I had to check my Decobike back into the system, so Raven and I parted ways with Dave the Wave. Riding to the bike stand, a white pickup truck with a surfboard in the back pulled up next to us. “Raven!” said an older man. “You still running?”
“Yes I am,” said Raven. “You still surfing?”
“Trying to,” he said. “You gotta keep active because it’s harder to hit a moving target, you know?”
“I know,” said Raven.
We finished the day’s tour on the corner of Fifth Street and Washington, where the old, famous Fifth Street Gym once stood. Raven’s Mom had worked across the street at a 24-hour drugstore. One of her customers was a young fighter by the name of Cassius Clay, who most people would come to know as three-time World Heavyweight Champion, Mohammad Ali.
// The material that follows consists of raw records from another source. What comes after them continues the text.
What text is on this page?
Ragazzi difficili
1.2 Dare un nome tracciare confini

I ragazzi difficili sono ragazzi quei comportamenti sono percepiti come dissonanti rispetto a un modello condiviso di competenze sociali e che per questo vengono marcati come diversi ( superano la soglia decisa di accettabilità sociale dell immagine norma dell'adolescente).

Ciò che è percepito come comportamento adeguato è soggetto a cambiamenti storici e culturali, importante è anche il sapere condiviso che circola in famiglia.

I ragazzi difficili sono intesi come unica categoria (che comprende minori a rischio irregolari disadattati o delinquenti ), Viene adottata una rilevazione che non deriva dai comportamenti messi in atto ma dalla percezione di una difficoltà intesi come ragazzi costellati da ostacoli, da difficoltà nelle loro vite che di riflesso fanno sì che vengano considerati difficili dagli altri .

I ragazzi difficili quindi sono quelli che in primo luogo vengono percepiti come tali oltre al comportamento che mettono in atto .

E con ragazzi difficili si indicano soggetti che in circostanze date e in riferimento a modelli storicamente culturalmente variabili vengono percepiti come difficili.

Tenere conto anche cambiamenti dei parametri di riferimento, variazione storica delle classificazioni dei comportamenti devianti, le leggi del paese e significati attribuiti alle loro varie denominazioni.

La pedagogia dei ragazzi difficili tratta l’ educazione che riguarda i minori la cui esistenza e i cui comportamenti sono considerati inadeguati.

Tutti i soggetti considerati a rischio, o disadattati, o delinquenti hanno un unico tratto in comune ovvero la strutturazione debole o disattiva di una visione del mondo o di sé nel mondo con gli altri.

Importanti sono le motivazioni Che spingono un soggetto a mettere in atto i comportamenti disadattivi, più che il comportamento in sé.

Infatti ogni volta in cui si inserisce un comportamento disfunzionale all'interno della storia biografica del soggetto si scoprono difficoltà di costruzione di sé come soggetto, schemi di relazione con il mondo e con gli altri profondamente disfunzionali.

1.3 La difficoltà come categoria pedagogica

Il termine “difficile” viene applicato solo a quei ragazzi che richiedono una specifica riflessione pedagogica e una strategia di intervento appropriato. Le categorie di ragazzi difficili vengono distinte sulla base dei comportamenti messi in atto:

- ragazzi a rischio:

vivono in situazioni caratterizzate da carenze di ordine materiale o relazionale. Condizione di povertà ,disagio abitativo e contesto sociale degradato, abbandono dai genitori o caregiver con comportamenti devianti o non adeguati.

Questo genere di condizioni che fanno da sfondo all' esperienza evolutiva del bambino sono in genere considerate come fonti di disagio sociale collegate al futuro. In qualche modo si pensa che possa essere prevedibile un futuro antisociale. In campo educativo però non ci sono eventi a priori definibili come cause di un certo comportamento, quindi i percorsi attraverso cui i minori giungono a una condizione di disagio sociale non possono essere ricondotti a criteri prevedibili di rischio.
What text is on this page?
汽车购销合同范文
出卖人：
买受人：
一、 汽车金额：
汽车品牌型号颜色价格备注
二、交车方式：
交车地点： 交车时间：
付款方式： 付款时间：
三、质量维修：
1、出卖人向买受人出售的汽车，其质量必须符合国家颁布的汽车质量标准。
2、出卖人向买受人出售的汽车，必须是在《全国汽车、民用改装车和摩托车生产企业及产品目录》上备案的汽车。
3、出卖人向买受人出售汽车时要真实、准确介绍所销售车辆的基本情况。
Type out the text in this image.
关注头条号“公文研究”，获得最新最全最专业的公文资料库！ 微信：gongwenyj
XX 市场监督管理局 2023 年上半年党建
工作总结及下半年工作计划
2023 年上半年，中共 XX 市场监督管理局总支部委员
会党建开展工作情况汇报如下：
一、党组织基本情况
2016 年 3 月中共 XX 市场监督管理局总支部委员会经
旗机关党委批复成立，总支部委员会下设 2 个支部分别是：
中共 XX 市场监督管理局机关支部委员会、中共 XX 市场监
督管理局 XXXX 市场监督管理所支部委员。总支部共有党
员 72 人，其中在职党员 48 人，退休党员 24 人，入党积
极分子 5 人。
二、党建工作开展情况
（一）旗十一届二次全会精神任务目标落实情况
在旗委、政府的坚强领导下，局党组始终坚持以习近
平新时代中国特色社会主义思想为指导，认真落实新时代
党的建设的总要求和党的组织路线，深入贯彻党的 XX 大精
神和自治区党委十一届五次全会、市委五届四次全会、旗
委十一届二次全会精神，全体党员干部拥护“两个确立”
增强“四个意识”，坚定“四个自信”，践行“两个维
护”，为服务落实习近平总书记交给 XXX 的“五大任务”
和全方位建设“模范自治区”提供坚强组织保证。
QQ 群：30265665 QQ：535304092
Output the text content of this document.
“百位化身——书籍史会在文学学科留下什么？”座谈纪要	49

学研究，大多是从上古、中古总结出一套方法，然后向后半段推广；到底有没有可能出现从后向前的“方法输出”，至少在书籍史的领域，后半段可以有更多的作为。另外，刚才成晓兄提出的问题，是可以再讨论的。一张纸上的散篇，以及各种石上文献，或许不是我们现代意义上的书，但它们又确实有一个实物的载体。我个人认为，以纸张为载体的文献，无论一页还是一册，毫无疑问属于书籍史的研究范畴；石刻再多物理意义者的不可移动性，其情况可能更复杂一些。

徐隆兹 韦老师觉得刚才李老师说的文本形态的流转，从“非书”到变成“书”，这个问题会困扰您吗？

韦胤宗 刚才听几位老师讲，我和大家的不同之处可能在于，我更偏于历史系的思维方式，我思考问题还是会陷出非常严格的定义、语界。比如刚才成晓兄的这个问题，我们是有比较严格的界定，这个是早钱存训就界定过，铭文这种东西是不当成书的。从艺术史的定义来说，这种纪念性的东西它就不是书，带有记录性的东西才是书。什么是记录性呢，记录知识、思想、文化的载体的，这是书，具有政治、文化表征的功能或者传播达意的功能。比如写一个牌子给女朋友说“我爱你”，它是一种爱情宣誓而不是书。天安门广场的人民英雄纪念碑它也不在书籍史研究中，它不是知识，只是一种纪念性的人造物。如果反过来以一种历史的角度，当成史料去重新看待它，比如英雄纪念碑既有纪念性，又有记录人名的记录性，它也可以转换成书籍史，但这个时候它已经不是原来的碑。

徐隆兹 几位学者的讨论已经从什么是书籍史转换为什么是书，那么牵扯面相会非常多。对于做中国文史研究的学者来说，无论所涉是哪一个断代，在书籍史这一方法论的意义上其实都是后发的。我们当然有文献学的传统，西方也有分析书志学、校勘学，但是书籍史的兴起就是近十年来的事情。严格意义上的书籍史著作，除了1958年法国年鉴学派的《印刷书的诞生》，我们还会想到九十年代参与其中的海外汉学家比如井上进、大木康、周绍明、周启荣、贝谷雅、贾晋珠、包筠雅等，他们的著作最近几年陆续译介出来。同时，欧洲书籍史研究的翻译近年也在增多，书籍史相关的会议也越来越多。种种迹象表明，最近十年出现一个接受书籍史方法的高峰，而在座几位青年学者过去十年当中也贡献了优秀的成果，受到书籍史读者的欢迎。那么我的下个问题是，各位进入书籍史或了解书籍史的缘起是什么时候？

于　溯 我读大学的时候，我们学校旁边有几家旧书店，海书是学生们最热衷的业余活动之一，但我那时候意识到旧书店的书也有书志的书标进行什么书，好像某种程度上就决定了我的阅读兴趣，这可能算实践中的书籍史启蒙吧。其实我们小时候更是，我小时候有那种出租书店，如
One time, a year after Clay had won the Gold Medal at the 1960 Summer Olympic Games in Rome, Cassius Clay brought his own mother into the drug store. He pointed to Mary, Raven’s Mom, at the cash register. “This is the lady that takes all my money,” Clay said to his mom.
Mary shook her head and joked with Cassius. “Well, I wouldn’t take all his money if he didn’t come in here and treat all his friends.” Today, a Wells Fargo Bank stands where the gym once churned out champion after boxing champion.
“I’m sorry we didn’t get to everything today,” said Raven. “But you saw some of the sites, so that’s good.” We rode back to his house to watch a video I checked out from the library. It was about Miami Beach founder Carl Fisher, and Raven is the only person I know with a VCR. On the way, people stared at the two of us. “They’re trying to figure out how an old guy like me is with a pretty young woman like you,” observed Raven. “They probably think I have a lot of money or something,” he said.
The plastic grocery bag covering his ripped bicycle seat crinkled in the wind, and the tire wobbled from side to side as he gripped the rusty handlebars. His chest hair poked out of his black button-down shirt, tucked into his shoelace belt. I smiled. “You’re probably right.”